The biggest gain for me has been that I don’t use it mindlessly whenever I’m waiting for something. Now when I have to wait for food or service alone, I just stare off and think. Sometimes I actually think about useful things–designing something for work–and sometimes I just space out for awhile. I’ve also stopped listening to music when walking around alone. I can’t claim to be any more observant than I was before. I still tend to zone out and focus on a problem with or without music when I’m walking long distances. Still, it’s usually focused thought, not thought distracted by music or podcasts.

Two Months in

It’s now been slightly more than two months since I switched phones, and I’m still chugging along just fine. That said, there are two major things that I miss about having a less-dumb phone:

  • Having a full QWERTY keyboard. This is probably the biggest point of friction with my phone right now. T9 tends to fall apart if you don’t stick to a pretty simple vocabulary, and adding symbols and numbers is a giant pain of D-pad navigation and self-loathing.
  • Having a decent camera with easy exporting. The camera in the 301 is passable, but there’s no good way to upload pictures from it. The least painful way is to use bluetooth from my laptop.

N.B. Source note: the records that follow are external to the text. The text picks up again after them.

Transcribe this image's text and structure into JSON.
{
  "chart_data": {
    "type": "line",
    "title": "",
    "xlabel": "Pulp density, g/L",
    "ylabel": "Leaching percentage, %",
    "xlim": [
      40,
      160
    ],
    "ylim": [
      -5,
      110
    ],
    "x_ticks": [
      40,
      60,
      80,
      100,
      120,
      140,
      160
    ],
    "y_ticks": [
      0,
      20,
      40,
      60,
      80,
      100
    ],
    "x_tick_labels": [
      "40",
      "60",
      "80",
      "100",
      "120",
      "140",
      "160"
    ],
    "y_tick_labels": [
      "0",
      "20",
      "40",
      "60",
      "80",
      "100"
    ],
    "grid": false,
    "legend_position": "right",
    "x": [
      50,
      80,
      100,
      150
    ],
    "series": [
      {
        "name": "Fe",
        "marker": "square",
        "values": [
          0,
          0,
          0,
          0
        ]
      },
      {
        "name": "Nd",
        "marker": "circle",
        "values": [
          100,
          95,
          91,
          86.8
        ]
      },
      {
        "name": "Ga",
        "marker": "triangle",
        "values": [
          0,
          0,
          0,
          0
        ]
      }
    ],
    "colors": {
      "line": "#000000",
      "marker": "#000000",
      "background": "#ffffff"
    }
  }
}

The former is probably a non-issue for a lot of people. But my friends are mostly introverts who tend to use texts instead of phone calls–and writing out a wall of text on T9 is painful, especially on the 301 when a fat-finger miss of the 3 button hits the “end call” button… which immediately closes the messaging app without saving the message to drafts first. Typing words not in the T9 dictionary is also annoying. Having to go through three menus to enable “number” mode, which is the only way to type a 0, is just awful.

The latter isn’t really annoying so much as unfortunate. I used to take a lot of pictures on my iPhone. I’m no photographer–these were instagram-quality pictures at best–but it’s fun to go back and look at the old pictures I’ve taken over the years. I haven’t taken any pictures in the two months since I got my dumb phone, though. Not one. It’s something I’m really starting to miss.

The Nokia 301 is pretty great as a phone. It’s fairly solid, gets a week of battery life, and unlike a lot of dumb phones, it has threaded conversations for text messages and a fairly large message memory. You can check email on it, although I wouldn’t recommend it. But for what I want, I feel like it’s falling short. The experiment has failed. Not a major failure, but several cumulative minor ones.

The Future

I’m now at a crossroads. I’m not particularly happy with my phone–there’s too much friction to do the things that I want to do with it. I’m not sure what the solution is. I would rather not go back to a smart phone. I’ve grown fond of the week-long battery life and small size of my 301. That said, a smart phone, used smartly, may well be the correct solution here–a phone without the unnecessary apps, without email accounts or shortcuts to irrelevant news sites. Something simple, that can text and call and take pictures, that I can actually type on easily and that makes it easy to actually use the pictures I take. For now, I still have the 301, but I’m looking for better options.